A opção do diretor Walter Neiva de trazer o enredo para a
década de 40 do século XX era um risco eminente. Grandes diretores já se
atrapalharam transportando a ação para épocas diferentes do libreto. Walter
Neiva consegue , com maestria , e sem inventar moda modernizar a ópera,
transportá-la para a década de 40 e ser fiel ao libreto. Não inventa moda, não
faz firulas e não quer aparecer mais que os outros. Idéias criativas e
inteligentes fazem parte de toda a apresentação, suas marcações são corretas, a
movimentação dos cantores e do coro realça o cômico . Arranca muitos risos da
platéia, diverte e emociona ao mesmo tempo.
O cenário é de uma
beleza sem igual, digno de figurar em grandes teatros. O melhor cenário
apresentado pelo Theatro São Pedro nos últimos anos. Os figurinos impecáveis e
a luz realçaram ainda mais a apresentação.
A escalação do
elenco foi um primor: vindo da frança tivemos Sébastien Guèze. O jovem tenor
tem uma voz com timbre interessante, pequena e adequada ao personagem. Exagera
nas caretas ao cantar , mas atua com emoção. Esse é um detalhe que não pode
escapar, sua atuação junto com sua voz emociona o público. Os conhecedores de
ópera podem reclamar de sua técnica,
dizer que sua tessitura , seu legatto e sua extensão não são das melhores, eu
concordo com eles. Mas o jovem tem a capacidade de ser um grande Nemorino, pela
atuação cênica e pela superlativa capacidade de emocionar o público. Isso é
mais que suficiente para um grande Nemorino.
Gabriella Pace
arrasou como Adina, sua voz esteve maravilhosa. Lírica , jovial e sedutora. Sua
atuação cênica impecável mostrou sentimentos de desprezo e paixão quando o
libreto exigia. Mostrou grandes qualidades vocais do início ao fim da récita,
tudo adequado a personagem. Grande soprano, grande atuação vocal que arrepia a
cada nota.
Sebastião Teixeira
fez um Sargento Belcore engraçado e
interessante. Sua voz de barítono tem belos graves e agudos consistentes. Sua
atuação cênica mostra todas as trapalhadas e ansiedades do militar que deseja
casar o mais rápido possível com Adina.
Sua patente é de sargento , mas seu uniforme mostra medalhas e condecorações de
general, tudo hilário. Bravo Teixeira!
Outro que
arrebentou foi Saulo Javan, como Dulcamara foi o mais charlatão dos charlatões.

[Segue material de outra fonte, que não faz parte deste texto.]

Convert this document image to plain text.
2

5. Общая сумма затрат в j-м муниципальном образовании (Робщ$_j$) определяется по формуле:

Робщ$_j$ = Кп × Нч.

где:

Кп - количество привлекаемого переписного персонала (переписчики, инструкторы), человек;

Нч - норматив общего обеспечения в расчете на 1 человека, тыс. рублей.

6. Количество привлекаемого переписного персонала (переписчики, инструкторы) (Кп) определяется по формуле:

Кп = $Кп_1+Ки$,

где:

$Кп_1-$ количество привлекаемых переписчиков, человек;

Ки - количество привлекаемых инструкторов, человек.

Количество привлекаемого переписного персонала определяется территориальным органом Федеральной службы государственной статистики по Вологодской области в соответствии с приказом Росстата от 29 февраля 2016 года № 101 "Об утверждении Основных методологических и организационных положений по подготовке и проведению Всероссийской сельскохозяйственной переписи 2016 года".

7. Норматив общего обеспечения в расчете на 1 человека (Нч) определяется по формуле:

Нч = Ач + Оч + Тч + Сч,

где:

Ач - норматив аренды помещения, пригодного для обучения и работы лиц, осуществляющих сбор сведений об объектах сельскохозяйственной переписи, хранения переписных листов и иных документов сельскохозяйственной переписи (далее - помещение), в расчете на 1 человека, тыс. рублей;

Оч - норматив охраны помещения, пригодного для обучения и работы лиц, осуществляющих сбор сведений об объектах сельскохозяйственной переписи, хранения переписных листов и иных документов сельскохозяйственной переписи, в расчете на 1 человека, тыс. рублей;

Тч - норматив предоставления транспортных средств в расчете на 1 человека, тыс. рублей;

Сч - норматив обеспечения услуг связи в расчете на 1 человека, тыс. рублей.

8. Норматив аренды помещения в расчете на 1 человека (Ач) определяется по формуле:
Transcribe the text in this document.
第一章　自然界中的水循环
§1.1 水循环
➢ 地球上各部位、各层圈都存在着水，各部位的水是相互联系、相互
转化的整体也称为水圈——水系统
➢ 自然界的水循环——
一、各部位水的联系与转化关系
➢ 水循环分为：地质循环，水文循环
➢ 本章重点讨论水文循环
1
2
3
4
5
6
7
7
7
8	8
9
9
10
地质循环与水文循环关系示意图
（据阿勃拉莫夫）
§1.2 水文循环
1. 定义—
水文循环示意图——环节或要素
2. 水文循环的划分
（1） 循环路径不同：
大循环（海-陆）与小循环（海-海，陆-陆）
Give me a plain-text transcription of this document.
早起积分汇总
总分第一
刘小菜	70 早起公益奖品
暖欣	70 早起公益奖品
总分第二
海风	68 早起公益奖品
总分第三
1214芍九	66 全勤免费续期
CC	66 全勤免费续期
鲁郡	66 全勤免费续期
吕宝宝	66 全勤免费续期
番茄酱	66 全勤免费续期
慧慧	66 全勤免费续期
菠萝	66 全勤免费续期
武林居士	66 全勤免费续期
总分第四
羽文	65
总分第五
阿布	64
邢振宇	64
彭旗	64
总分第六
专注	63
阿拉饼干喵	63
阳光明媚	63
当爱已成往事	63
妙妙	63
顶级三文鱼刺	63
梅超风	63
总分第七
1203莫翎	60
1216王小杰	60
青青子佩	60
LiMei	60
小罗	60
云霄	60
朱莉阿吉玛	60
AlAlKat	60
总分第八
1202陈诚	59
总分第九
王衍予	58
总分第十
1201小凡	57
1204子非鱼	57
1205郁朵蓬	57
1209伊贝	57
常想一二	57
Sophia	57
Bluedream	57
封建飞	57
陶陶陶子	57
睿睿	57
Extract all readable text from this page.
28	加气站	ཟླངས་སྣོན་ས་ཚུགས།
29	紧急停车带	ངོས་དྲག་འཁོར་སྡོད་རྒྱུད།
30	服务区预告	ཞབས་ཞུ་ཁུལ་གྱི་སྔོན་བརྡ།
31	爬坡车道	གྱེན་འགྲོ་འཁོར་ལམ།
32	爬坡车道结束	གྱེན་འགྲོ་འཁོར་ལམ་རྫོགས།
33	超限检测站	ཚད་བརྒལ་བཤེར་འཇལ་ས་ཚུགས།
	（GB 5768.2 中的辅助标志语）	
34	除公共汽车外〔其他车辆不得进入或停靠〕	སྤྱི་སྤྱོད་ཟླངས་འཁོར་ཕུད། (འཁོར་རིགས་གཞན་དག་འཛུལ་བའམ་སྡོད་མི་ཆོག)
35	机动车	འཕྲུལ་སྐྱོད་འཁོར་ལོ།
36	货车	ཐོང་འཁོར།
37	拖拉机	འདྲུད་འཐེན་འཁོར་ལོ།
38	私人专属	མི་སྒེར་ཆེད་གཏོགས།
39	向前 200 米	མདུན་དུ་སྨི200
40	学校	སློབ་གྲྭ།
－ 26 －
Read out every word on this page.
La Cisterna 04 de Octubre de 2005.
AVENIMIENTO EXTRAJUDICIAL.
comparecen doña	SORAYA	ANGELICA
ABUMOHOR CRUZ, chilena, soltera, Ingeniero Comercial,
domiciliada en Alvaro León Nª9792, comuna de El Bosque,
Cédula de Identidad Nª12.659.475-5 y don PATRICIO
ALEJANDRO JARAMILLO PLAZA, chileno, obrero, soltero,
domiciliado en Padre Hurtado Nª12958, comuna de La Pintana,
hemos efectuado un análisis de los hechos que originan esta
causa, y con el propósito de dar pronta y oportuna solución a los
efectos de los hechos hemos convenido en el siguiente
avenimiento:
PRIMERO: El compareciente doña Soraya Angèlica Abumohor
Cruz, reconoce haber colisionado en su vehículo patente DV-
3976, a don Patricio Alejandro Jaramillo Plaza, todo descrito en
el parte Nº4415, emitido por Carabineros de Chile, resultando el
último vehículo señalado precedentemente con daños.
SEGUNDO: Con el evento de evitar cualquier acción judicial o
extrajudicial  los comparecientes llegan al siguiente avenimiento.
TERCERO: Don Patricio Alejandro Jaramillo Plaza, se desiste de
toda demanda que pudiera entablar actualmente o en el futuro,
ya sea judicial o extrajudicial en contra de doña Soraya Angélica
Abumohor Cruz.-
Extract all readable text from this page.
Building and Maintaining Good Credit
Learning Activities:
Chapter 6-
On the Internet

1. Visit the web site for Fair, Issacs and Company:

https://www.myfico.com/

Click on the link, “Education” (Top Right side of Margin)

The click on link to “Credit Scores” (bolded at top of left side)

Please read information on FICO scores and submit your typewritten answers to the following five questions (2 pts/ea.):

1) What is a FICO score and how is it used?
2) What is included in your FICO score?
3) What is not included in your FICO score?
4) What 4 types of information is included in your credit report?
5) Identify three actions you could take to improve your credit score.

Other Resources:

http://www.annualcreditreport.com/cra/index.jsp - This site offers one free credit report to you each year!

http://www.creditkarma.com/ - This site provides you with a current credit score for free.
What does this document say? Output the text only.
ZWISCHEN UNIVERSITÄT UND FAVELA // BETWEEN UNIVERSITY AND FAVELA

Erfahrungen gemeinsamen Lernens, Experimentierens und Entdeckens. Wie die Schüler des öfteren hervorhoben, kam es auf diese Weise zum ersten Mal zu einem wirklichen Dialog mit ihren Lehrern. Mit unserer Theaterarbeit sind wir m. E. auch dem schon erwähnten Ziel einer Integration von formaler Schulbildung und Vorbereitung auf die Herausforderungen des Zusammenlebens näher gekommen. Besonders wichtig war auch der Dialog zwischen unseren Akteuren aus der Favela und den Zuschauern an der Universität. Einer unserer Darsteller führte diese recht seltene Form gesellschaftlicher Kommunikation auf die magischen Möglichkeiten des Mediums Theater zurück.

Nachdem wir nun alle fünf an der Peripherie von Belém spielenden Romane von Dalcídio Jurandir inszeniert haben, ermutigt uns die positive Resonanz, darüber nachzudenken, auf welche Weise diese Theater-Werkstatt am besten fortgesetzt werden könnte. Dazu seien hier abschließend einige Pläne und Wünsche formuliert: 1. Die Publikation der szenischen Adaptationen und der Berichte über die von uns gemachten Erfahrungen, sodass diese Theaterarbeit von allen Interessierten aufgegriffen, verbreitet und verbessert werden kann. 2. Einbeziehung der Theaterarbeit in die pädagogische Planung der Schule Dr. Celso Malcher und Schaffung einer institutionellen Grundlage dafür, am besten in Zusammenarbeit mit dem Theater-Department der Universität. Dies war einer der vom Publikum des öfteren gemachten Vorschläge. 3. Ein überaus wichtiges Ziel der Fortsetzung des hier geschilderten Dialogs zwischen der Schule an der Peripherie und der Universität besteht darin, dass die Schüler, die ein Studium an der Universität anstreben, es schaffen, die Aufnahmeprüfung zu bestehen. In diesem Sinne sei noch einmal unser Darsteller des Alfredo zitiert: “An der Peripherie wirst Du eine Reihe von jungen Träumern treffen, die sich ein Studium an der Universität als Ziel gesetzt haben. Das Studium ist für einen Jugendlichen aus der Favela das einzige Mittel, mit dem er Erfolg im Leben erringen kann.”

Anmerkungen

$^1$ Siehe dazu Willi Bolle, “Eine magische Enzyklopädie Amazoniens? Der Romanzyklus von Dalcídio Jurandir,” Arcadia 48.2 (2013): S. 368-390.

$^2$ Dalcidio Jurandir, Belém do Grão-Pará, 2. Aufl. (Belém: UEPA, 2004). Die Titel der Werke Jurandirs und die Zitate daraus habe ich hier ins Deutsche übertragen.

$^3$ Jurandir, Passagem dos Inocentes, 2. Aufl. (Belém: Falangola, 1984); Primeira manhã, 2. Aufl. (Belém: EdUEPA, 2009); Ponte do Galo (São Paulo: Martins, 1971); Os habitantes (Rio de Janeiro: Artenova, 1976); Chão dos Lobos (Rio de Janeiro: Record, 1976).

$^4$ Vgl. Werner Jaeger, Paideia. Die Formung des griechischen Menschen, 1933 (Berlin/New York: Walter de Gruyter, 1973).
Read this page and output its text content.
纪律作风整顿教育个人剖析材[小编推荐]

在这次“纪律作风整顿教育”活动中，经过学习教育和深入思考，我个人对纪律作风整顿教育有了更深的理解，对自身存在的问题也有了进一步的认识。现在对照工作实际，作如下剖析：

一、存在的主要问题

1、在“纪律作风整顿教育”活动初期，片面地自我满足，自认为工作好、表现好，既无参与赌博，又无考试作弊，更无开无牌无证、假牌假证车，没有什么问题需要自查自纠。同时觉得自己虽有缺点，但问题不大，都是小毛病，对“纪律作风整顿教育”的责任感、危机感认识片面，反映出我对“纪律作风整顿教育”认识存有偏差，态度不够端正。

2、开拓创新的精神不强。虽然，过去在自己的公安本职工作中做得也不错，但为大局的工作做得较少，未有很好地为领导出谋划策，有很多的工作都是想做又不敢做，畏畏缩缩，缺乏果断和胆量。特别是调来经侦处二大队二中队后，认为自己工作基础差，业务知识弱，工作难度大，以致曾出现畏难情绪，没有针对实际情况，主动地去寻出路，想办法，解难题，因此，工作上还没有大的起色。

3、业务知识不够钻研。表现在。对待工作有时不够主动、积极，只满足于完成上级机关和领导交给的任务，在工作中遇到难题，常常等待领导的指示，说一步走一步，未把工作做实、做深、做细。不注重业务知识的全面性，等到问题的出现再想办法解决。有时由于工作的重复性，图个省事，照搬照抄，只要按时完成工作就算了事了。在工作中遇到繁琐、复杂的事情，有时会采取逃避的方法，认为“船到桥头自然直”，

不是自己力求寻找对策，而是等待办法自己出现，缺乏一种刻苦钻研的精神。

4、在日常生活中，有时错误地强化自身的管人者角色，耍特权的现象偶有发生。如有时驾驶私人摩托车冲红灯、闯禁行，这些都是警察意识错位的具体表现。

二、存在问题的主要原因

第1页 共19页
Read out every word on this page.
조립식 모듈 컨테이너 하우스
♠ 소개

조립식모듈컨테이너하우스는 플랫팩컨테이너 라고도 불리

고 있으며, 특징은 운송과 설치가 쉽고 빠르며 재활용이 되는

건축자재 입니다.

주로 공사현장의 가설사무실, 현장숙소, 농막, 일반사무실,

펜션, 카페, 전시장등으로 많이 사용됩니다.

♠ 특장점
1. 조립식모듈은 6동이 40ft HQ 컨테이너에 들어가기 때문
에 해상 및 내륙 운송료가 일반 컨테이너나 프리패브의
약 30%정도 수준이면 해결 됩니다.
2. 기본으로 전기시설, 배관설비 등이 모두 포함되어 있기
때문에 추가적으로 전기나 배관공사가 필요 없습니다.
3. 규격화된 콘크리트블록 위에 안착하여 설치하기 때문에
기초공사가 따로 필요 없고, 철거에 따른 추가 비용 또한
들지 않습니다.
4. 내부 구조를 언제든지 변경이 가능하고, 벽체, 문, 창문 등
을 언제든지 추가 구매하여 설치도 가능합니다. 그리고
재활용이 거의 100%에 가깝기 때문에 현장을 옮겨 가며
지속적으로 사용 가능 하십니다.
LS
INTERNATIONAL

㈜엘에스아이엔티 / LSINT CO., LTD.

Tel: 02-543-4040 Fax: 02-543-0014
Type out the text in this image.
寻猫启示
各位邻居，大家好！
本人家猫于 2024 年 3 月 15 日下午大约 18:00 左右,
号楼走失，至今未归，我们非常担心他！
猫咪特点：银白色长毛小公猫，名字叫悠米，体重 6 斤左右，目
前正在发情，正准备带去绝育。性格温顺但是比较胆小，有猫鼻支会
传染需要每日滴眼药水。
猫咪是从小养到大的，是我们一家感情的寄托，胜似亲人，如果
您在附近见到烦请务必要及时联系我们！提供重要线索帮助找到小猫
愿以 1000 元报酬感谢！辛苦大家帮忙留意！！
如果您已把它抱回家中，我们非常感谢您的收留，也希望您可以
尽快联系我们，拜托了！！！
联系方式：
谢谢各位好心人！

Sua voz tem graves maduros , consegue uma agilidade incrível para um baixo. Voz
possante , madura e arrepiante. Atuação soberba, quase derruba o cenário na sua
saída do palco com a bicicleta. Excelente Dulcamara.
O programa cedido ao
público saiu da mesmice e mostrou informações apresentadas de maneira inusitada
e criativa. Dar bem casado , com o nome de Adina e Nemorino , ao público na
saída do espetáculo é outra idéia interessante que agrada a todos. Espero que
essa produção não se perca e que seja apresentada no decorrer dos próximos
anos. A Orquestra do Theatro São Pedro manteve grande qualidade: tempos ,
volume e sonoridade compatíveis com a ópera de Donizetti. Nas mãos do maestro
Emiliano Patarra rendeu apresentou uma sonoridade digna de um grande Donizetti.
O coro esteve brilhante, nas suas intervenções mostrou grandes qualidades
vocais e ritmos que combinam com a obra.
Dia de estréia
(geralmente escrevo estréia com acento, a reforma ortográfica que vá às favas)
é peculiar, estão presentes cantores , diretores e muitos que escrevem e trabalham no meio.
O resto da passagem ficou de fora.